Oklahoma Nears the Bottom of Rankings for Kids' Well-Being
Oklahoma children are facing an uphill climb.
The state ranks 44th for kids’ well-being in the latest Annie E. Casey Foundation’s KIDS COUNT report.
Besides ranking 44th overall, Oklahoma is in the bottom 15 for every category considered: 36th for economic security, 40th in health, 44th in family and community, and 46th in health. Oklahoma Institute for Child Advocacy CEO Joe Dorman said the state was climbing, then took a nosedive.
"And a lot of this ties back into the investment in programs and the way that we treat the children under the care of the state with different services, and so we have to have that investment from the legislature if we want to see improvement and see better for kids," Dorman said.
Oklahoma has shown marginal improvement in nine of the 16 indicators, but other states have improved more — and faster.
"It didn’t help that we saw cuts in so many of the programs under the Department of Human Services, the Department of Health, the Office of Juvenile Affairs," Dorman said. "The budget cuts that we’ve experienced in recent years do take a toll on these numbers, and it takes awhile to recover from those."
Dorman said if he could focus efforts on one area, it would be measures of family and community, which includes an increase in children in families where the head of household didn’t graduate from high school.

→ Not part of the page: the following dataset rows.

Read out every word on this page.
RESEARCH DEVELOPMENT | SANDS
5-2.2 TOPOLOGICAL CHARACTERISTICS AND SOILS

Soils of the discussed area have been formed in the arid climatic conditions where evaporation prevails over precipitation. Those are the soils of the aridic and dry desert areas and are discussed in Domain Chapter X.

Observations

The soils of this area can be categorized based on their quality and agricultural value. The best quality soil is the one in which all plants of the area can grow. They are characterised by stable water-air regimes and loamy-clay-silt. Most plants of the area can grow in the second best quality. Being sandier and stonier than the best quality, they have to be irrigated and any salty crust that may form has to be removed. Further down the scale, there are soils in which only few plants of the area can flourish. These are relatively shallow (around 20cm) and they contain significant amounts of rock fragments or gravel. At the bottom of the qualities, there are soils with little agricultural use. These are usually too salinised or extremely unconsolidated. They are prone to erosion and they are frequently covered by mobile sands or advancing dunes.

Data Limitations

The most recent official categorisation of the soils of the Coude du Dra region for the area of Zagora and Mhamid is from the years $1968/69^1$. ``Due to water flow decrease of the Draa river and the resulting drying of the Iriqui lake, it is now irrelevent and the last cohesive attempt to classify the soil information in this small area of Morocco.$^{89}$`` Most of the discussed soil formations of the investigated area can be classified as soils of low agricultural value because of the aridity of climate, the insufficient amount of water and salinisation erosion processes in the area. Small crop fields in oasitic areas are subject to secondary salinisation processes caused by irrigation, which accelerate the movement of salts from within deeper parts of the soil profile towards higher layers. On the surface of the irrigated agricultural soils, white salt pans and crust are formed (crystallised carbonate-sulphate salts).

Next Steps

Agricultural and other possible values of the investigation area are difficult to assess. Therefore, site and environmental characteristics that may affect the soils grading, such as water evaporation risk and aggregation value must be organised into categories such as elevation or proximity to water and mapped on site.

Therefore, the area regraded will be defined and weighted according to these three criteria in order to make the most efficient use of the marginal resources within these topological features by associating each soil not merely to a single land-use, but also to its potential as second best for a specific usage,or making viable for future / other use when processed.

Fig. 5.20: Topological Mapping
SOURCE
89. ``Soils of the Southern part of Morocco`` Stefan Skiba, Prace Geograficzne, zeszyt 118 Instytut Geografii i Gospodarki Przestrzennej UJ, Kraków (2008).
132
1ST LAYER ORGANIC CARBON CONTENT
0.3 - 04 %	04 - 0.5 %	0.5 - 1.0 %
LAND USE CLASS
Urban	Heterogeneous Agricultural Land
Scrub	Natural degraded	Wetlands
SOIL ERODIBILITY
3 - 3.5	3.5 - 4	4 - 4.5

"We’ve got to make sure that we focus on those areas and try and get better educational opportunities and better jobs to those individuals. Children in families where the household head lacks a high school diploma, we’ve got to provide better opportunities through our career techs," Dorman said.
The KIDS COUNT report says New Hampshire children are doing the best, while New Mexico children fare the worst.